Mr. Howard... loving living the status quo! lol.
Enjoy your retirement, boomer.

narciso said...

the leading papers have 'washed their hands' of their culpability in indulging this pagan horror, in stigmatizing christians except their pet poodles like russell moore,

you should be silent,

Original Mike said...

"my suggestion that the "disparaging remarks" are all disparaging affirmative action. "

Yes. And don't think those who are using those comments to characterize Kirk, and his followers, as racist don't know what they're doing. And don't think we don't know that's what they're doing, either.

narciso said...

russell moore who recently tried to downplay the crucifixion, the quintessential symbol of the Faith,

narciso said...

miss borstin has removed all doubt about where she stands,

Skeptical Voter said...

How many times have I heard a Democrat or progressive (hard to tell them apart these days) get up on her hind legs and declare that the mother/widow/or child of a deceased person has "absolute moral authority" to speak on some issue? The answer to that question is "many". As is so often the case, where you stand depends upon where you sit. Well Erika Kirk is a widow--so doesn't she have "absolute moral authority"? Well actually I don't think, so, but then I'm no longer a Democrat.

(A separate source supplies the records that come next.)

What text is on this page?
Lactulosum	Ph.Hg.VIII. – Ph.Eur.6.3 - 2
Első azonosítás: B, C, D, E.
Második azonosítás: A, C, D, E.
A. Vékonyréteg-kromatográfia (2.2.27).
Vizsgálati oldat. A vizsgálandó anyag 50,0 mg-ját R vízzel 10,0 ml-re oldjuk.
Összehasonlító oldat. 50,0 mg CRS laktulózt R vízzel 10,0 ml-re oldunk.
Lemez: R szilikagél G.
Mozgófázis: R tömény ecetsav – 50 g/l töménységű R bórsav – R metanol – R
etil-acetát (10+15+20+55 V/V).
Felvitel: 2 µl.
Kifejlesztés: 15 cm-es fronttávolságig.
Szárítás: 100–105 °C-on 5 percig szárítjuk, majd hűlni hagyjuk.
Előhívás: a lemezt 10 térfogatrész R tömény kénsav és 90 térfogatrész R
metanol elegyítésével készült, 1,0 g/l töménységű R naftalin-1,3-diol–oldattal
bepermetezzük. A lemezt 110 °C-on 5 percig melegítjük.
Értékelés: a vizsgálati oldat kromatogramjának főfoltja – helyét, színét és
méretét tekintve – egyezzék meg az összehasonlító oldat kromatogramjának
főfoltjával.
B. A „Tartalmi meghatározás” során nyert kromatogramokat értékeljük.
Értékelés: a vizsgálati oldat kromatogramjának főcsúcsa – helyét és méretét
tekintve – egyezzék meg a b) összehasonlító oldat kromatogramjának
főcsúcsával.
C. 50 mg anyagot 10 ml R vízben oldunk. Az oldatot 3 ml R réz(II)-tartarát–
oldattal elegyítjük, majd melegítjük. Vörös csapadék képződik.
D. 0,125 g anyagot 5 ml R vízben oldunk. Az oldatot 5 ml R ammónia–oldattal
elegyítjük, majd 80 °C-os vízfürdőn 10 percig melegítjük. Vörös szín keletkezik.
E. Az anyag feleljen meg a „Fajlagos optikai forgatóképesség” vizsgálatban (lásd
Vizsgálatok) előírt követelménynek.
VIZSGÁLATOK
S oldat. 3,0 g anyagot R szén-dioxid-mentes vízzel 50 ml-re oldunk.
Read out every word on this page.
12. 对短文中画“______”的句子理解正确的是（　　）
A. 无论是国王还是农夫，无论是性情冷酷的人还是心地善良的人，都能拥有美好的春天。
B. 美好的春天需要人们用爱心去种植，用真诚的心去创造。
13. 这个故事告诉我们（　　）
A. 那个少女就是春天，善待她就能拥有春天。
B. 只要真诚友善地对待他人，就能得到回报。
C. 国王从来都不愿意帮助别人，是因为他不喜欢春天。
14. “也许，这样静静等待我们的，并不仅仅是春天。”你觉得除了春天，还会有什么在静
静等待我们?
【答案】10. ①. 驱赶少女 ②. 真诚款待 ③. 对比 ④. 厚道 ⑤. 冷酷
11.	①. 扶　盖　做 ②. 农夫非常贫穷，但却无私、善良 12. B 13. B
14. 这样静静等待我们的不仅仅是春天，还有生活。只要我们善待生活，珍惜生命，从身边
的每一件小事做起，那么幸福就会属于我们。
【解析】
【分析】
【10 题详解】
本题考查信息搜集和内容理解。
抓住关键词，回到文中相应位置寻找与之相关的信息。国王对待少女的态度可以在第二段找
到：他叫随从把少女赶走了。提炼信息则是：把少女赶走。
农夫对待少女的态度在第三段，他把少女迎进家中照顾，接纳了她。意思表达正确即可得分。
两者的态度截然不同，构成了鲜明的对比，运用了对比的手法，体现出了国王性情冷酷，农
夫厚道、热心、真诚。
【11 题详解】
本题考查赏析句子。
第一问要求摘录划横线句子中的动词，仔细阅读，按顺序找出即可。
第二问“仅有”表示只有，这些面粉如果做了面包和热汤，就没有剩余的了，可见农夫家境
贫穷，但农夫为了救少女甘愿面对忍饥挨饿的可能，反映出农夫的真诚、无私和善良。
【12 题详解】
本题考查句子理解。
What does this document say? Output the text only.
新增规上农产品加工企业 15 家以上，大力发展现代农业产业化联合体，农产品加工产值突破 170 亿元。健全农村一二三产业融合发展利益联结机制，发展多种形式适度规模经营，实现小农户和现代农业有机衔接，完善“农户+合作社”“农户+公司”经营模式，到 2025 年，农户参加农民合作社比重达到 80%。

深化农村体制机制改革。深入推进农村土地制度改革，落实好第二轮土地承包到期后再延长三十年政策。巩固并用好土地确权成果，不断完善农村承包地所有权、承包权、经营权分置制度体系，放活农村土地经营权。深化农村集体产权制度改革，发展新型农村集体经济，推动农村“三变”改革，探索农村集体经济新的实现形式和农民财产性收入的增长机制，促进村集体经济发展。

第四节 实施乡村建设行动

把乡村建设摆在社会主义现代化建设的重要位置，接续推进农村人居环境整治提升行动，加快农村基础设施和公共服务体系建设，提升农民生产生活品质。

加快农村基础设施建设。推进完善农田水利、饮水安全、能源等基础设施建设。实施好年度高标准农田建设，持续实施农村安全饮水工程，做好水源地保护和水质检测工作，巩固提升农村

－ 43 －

But I do think she's free to speak her mind.

Yancey Ward said...

Erika Kirk is being warned here- "We silenced your husband and we can silence you, too" is the basic point of all of these articles.

narciso said...

yes in so many words,

Narr said...

My parents, and most of my friends' parents, were not big fans of the Kennedys or MLK, Jr., but most were not pleased when they were gunned down.

Even some of the more racist righties (and I mean "John Birch was a softie" righties) saw little good coming from the killings even if they felt some personal satisfaction, and even racist women openly expressed sorrow and sympathy for Coretta.

Different times.

James K said...

"Charlie Kirk, who made numerous disparaging remarks about Black people..."

Kirk made at least one disparaging remark about MLK Jr. No doubt he criticized Obama too. So? Are blacks above criticism by virtue of being black? That's rather patronizing.

Foose said...

Reminds me of the brouhaha over Marianne Pearl and "terror widows" after 9/11.